Quilt Rule #7

Use Texture

This one is more of a tip than a rule.  Quilting fabric is wonderful, of course, but consider shaking things up and throw some textured fabrics into your next quilt.

This is a quilt that my sister Sara made for my daughter Sara, when she was born.  It is one of my very favorite things made by one of my very favorite people.  Although the design is simple and the fabrics are monochromatic, she added interest and movement to it by using textured fabrics.


Look at all the different textures she used.  In this closeup shot you can see waffle fabric, two different kinds of damask, crushed silk, linen and satin.  She didn’t stop there, she then added depth by sewing tiny cream rosettes into the corners of each square.  Then she went even further buy adding lace to the edge (see above) to make the perfect quilt for our baby girl.



The back of the quilt is one large piece of cream satin so it was soft and luxurious and just right for a baby’s sensitive skin.

Ever practical, Sara also made sure that all the these fabrics were washable, as babies are not always clean and tidy.  She knew if I used this quilt it would eventually need to be washed.  I did use it and I washed it again and again.  She chose well because, as you can see, it still looks brand new even though it is 13 years old.

So try using texture in a quilt.  I’d love to hear how it works for you.



Quilting rule #6


This is a simple tip but it is an important one.  After sewing a light and dark piece of fabric together, iron your seam toward the dark fabric. This will keep uneven, dark seams from peeking out through the lighter fabric.

See this cute table runner I made for Christmas a few years ago?


Well if you look closely you can see the red visible through the white fabric in several places on the quilt.  Boooooooo!




You may be thinking, “I’m not going to look at anything that closely.” But trust me, you can see it without being very close at all.  And it’s a bummer every time I notice it.

Iron toward the dark.

Friday Tip

Work on more than one project at a time.  

My friend Regina taught me to work on more than one project at a time.  She taught me that as it relates to knitting but it applies to any medium.

If you are like me you were raised to finish one project before starting another so it was a hard habit to break.   It is true that is take a little longer to finish but I’m so much happier.

Sometimes I’m stuck.  Sometimes I’m out of the fabric I need and don’t want to go to the store.  Sometimes I’m just bored.  Sometimes I need a break from a project even when it is something I love.  I love being able to put away a quilt and have some knitting or a small quilt waiting for some attention.

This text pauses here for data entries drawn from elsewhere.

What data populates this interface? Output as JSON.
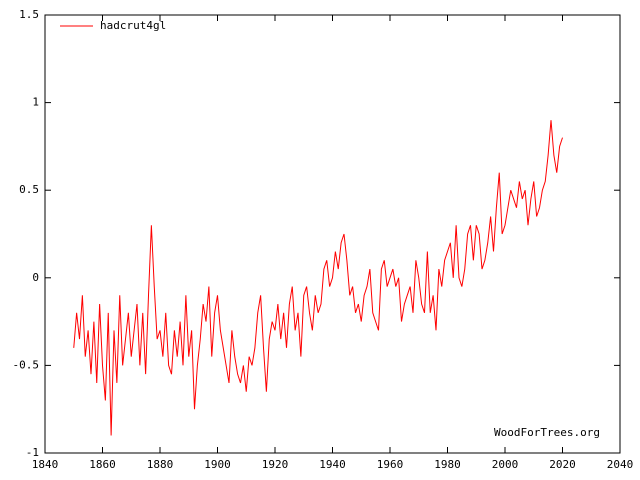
{
  "chart_data": {
    "type": "line",
    "annotation": "WoodForTrees.org",
    "x": [
      1850,
      1851,
      1852,
      1853,
      1854,
      1855,
      1856,
      1857,
      1858,
      1859,
      1860,
      1861,
      1862,
      1863,
      1864,
      1865,
      1866,
      1867,
      1868,
      1869,
      1870,
      1871,
      1872,
      1873,
      1874,
      1875,
      1876,
      1877,
      1878,
      1879,
      1880,
      1881,
      1882,
      1883,
      1884,
      1885,
      1886,
      1887,
      1888,
      1889,
      1890,
      1891,
      1892,
      1893,
      1894,
      1895,
      1896,
      1897,
      1898,
      1899,
      1900,
      1901,
      1902,
      1903,
      1904,
      1905,
      1906,
      1907,
      1908,
      1909,
      1910,
      1911,
      1912,
      1913,
      1914,
      1915,
      1916,
      1917,
      1918,
      1919,
      1920,
      1921,
      1922,
      1923,
      1924,
      1925,
      1926,
      1927,
      1928,
      1929,
      1930,
      1931,
      1932,
      1933,
      1934,
      1935,
      1936,
      1937,
      1938,
      1939,
      1940,
      1941,
      1942,
      1943,
      1944,
      1945,
      1946,
      1947,
      1948,
      1949,
      1950,
      1951,
      1952,
      1953,
      1954,
      1955,
      1956,
      1957,
      1958,
      1959,
      1960,
      1961,
      1962,
      1963,
      1964,
      1965,
      1966,
      1967,
      1968,
      1969,
      1970,
      1971,
      1972,
      1973,
      1974,
      1975,
      1976,
      1977,
      1978,
      1979,
      1980,
      1981,
      1982,
      1983,
      1984,
      1985,
      1986,
      1987,
      1988,
      1989,
      1990,
      1991,
      1992,
      1993,
      1994,
      1995,
      1996,
      1997,
      1998,
      1999,
      2000,
      2001,
      2002,
      2003,
      2004,
      2005,
      2006,
      2007,
      2008,
      2009,
      2010,
      2011,
      2012,
      2013,
      2014,
      2015,
      2016,
      2017,
      2018,
      2019,
      2020
    ],
    "series": [
      {
        "name": "hadcrut4gl",
        "color": "#ff0000",
        "values": [
          -0.4,
          -0.2,
          -0.35,
          -0.1,
          -0.45,
          -0.3,
          -0.55,
          -0.25,
          -0.6,
          -0.15,
          -0.5,
          -0.7,
          -0.2,
          -0.9,
          -0.3,
          -0.6,
          -0.1,
          -0.5,
          -0.35,
          -0.2,
          -0.45,
          -0.3,
          -0.15,
          -0.5,
          -0.2,
          -0.55,
          -0.1,
          0.3,
          -0.05,
          -0.35,
          -0.3,
          -0.45,
          -0.2,
          -0.5,
          -0.55,
          -0.3,
          -0.45,
          -0.25,
          -0.5,
          -0.1,
          -0.45,
          -0.3,
          -0.75,
          -0.5,
          -0.35,
          -0.15,
          -0.25,
          -0.05,
          -0.45,
          -0.2,
          -0.1,
          -0.3,
          -0.4,
          -0.5,
          -0.6,
          -0.3,
          -0.45,
          -0.55,
          -0.6,
          -0.5,
          -0.65,
          -0.45,
          -0.5,
          -0.4,
          -0.2,
          -0.1,
          -0.4,
          -0.65,
          -0.35,
          -0.25,
          -0.3,
          -0.15,
          -0.35,
          -0.2,
          -0.4,
          -0.15,
          -0.05,
          -0.3,
          -0.2,
          -0.45,
          -0.1,
          -0.05,
          -0.2,
          -0.3,
          -0.1,
          -0.2,
          -0.15,
          0.05,
          0.1,
          -0.05,
          0.0,
          0.15,
          0.05,
          0.2,
          0.25,
          0.1,
          -0.1,
          -0.05,
          -0.2,
          -0.15,
          -0.25,
          -0.1,
          -0.05,
          0.05,
          -0.2,
          -0.25,
          -0.3,
          0.05,
          0.1,
          -0.05,
          0.0,
          0.05,
          -0.05,
          0.0,
          -0.25,
          -0.15,
          -0.1,
          -0.05,
          -0.2,
          0.1,
          0.0,
          -0.15,
          -0.2,
          0.15,
          -0.2,
          -0.1,
          -0.3,
          0.05,
          -0.05,
          0.1,
          0.15,
          0.2,
          0.0,
          0.3,
          0.0,
          -0.05,
          0.05,
          0.25,
          0.3,
          0.1,
          0.3,
          0.25,
          0.05,
          0.1,
          0.2,
          0.35,
          0.15,
          0.4,
          0.6,
          0.25,
          0.3,
          0.4,
          0.5,
          0.45,
          0.4,
          0.55,
          0.45,
          0.5,
          0.3,
          0.45,
          0.55,
          0.35,
          0.4,
          0.5,
          0.55,
          0.7,
          0.9,
          0.7,
          0.6,
          0.75,
          0.8
        ]
      }
    ],
    "xlim": [
      1840,
      2040
    ],
    "xticks": [
      1840,
      1860,
      1880,
      1900,
      1920,
      1940,
      1960,
      1980,
      2000,
      2020,
      2040
    ],
    "ylim": [
      -1,
      1.5
    ],
    "yticks": [
      -1,
      -0.5,
      0,
      0.5,
      1,
      1.5
    ],
    "legend": "top-left"
  }
}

I usually have a quilt or two in the works as well as a knitting project.  Since I changed to this way of thinkingI get more done and am much more creative.

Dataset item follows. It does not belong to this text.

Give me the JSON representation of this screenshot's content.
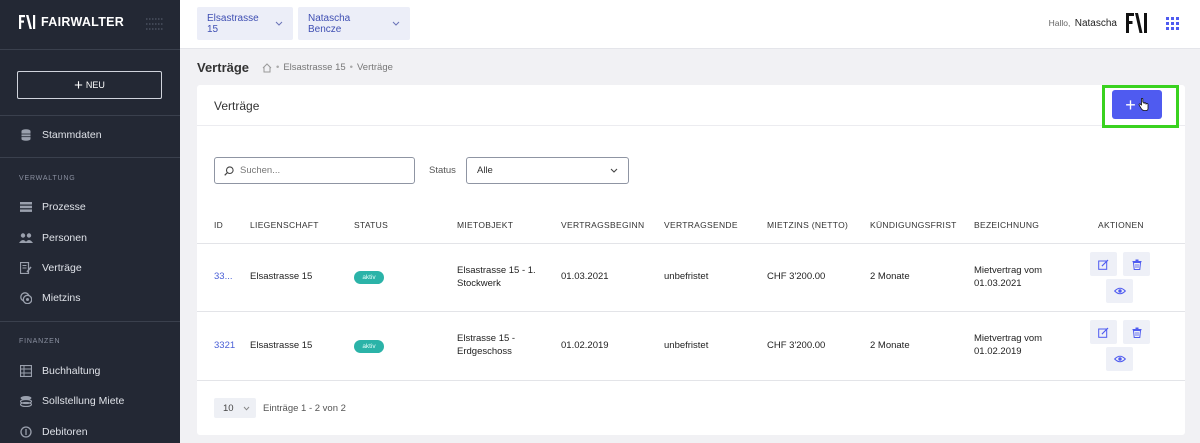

A few months back I was working on this hexagon quilt.  Cutting all the triangles was very time consuming, which I was prepared for, but as I pieced it together  it wasn’t working.  The centers didn’t connect the way they were supposed to, the strips didn’t fit together correctly either.  I was so frustrated!



I couldn’t even look at it any more.  I folded it up and sat down with this Noro scarf I’d been knitting.  It was perfect to get the quilt out of my head for a while, until I could face ordering more fabric and starting again.

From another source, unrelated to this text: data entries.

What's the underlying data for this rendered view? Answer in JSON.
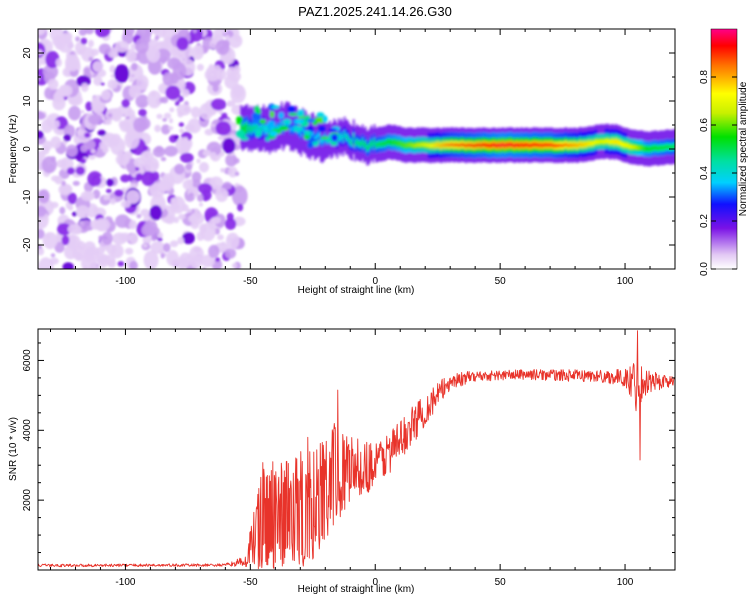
{
  "title": "PAZ1.2025.241.14.26.G30",
  "chart_data": [
    {
      "type": "heatmap",
      "xlabel": "Height of straight line (km)",
      "ylabel": "Frequency (Hz)",
      "xlim": [
        -135,
        120
      ],
      "ylim": [
        -25,
        25
      ],
      "xticks": [
        -100,
        -50,
        0,
        50,
        100
      ],
      "yticks": [
        -20,
        -10,
        0,
        10,
        20
      ],
      "noise_region": {
        "x_start": -135,
        "x_end": -54,
        "y_range": [
          -25,
          25
        ],
        "level": "0.1-0.25"
      },
      "ridge": [
        {
          "x": -54,
          "f": 4.0,
          "amp": 0.55
        },
        {
          "x": -48,
          "f": 4.5,
          "amp": 0.45
        },
        {
          "x": -42,
          "f": 4.0,
          "amp": 0.4
        },
        {
          "x": -35,
          "f": 5.0,
          "amp": 0.35
        },
        {
          "x": -30,
          "f": 3.5,
          "amp": 0.35
        },
        {
          "x": -25,
          "f": 2.5,
          "amp": 0.35
        },
        {
          "x": -18,
          "f": 2.0,
          "amp": 0.4
        },
        {
          "x": -12,
          "f": 2.5,
          "amp": 0.45
        },
        {
          "x": -5,
          "f": 1.0,
          "amp": 0.5
        },
        {
          "x": 0,
          "f": 0.8,
          "amp": 0.5
        },
        {
          "x": 6,
          "f": 1.5,
          "amp": 0.55
        },
        {
          "x": 12,
          "f": 0.8,
          "amp": 0.6
        },
        {
          "x": 20,
          "f": 0.8,
          "amp": 0.7
        },
        {
          "x": 30,
          "f": 0.8,
          "amp": 0.85
        },
        {
          "x": 50,
          "f": 0.8,
          "amp": 0.95
        },
        {
          "x": 70,
          "f": 0.8,
          "amp": 0.9
        },
        {
          "x": 80,
          "f": 0.8,
          "amp": 0.8
        },
        {
          "x": 90,
          "f": 1.5,
          "amp": 0.7
        },
        {
          "x": 96,
          "f": 1.5,
          "amp": 0.75
        },
        {
          "x": 102,
          "f": 0.5,
          "amp": 0.7
        },
        {
          "x": 108,
          "f": 0.0,
          "amp": 0.55
        },
        {
          "x": 120,
          "f": 0.5,
          "amp": 0.5
        }
      ],
      "colorbar": {
        "label": "Normalized spectral amplitude",
        "ticks": [
          "0.0",
          "0.2",
          "0.4",
          "0.6",
          "0.8"
        ],
        "range": [
          0,
          1
        ]
      }
    },
    {
      "type": "line",
      "xlabel": "Height of straight line (km)",
      "ylabel": "SNR (10 * v/v)",
      "xlim": [
        -135,
        120
      ],
      "ylim": [
        0,
        6900
      ],
      "xticks": [
        -100,
        -50,
        0,
        50,
        100
      ],
      "yticks": [
        2000,
        4000,
        6000
      ],
      "color": "#e8332a",
      "envelope": [
        {
          "x": -135,
          "mean": 130,
          "amp": 40
        },
        {
          "x": -60,
          "mean": 140,
          "amp": 40
        },
        {
          "x": -52,
          "mean": 250,
          "amp": 150
        },
        {
          "x": -45,
          "mean": 1500,
          "amp": 1600
        },
        {
          "x": -35,
          "mean": 1700,
          "amp": 1600
        },
        {
          "x": -25,
          "mean": 1800,
          "amp": 1700
        },
        {
          "x": -18,
          "mean": 2600,
          "amp": 1700
        },
        {
          "x": -10,
          "mean": 2900,
          "amp": 900
        },
        {
          "x": 0,
          "mean": 3000,
          "amp": 700
        },
        {
          "x": 10,
          "mean": 3700,
          "amp": 600
        },
        {
          "x": 20,
          "mean": 4600,
          "amp": 500
        },
        {
          "x": 30,
          "mean": 5400,
          "amp": 250
        },
        {
          "x": 40,
          "mean": 5550,
          "amp": 150
        },
        {
          "x": 60,
          "mean": 5600,
          "amp": 150
        },
        {
          "x": 90,
          "mean": 5550,
          "amp": 180
        },
        {
          "x": 100,
          "mean": 5500,
          "amp": 250
        },
        {
          "x": 104,
          "mean": 5300,
          "amp": 800
        },
        {
          "x": 108,
          "mean": 5400,
          "amp": 400
        },
        {
          "x": 120,
          "mean": 5400,
          "amp": 120
        }
      ],
      "spikes": [
        {
          "x": -41,
          "y": 3100
        },
        {
          "x": -27,
          "y": 3800
        },
        {
          "x": -15,
          "y": 5150
        },
        {
          "x": 105,
          "y": 6850
        },
        {
          "x": 106,
          "y": 3150
        }
      ]
    }
  ]
}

What about you? Do like to finish a project before you start a new one or are you a multi-tasker?

Friday Tip #4

It’s Okay to Stop in the Middle of a Project

There are many reasons why projects stall in the middle; boredom, a change in circumstances, perhaps the fabric/pattern is disappointing.

For me, the most discouraging thing I face when quilting is when I’m almost done with a quilt top and I discover I’ve made a mistake.  A mistake that could easily have been bypassed had I been paying attention and that will require a lot of seam ripping and repeat work.  I just hate that.

Sometimes, I just can not bring myself to take it apart and start over nor can I bring myself to move forward with a big mistake and I am paralyzed.  I may or may not say a cuss word and then leave the whole thing in a pile on the floor next to my sewing machine and then I go look for some ice cream.

When I can finally bring myself to look at it again, without crying (or cussing), I gather it all up, put it in a plastic container or plastic gallon bag and stick it on a shelf.

I learned to put it away for a while and let myself move on to other projects.  When I get it out, at a later date and I can see it with fresh eyes.  I find that I can veer from from original plan or can face fixing any mistakes.  The bottom line is that I am much more likely to finish it.

This is a quilt I made for my little niece.  I bought the fabric, cut it, and sewed all the blocks but I just wouldn’t come together the way I had envisioned. I put it away.  Two moves, nine years and a niece and nephew later, I pulled it out and looked at it again and could consider many possibilities that I just could see before.  I took it apart, found complimentary fabrics, put the blocks together in a different way that I originally planned and now it is one of the quilts I’m most proud of.













So give yourself a break. Discipline has its place but creativity in any form, should feed your soul.  It shouldn’t be drudgery and it should never make you feel guilty.

What about you?  Do you have a trick that gets you motivated when you get stuck?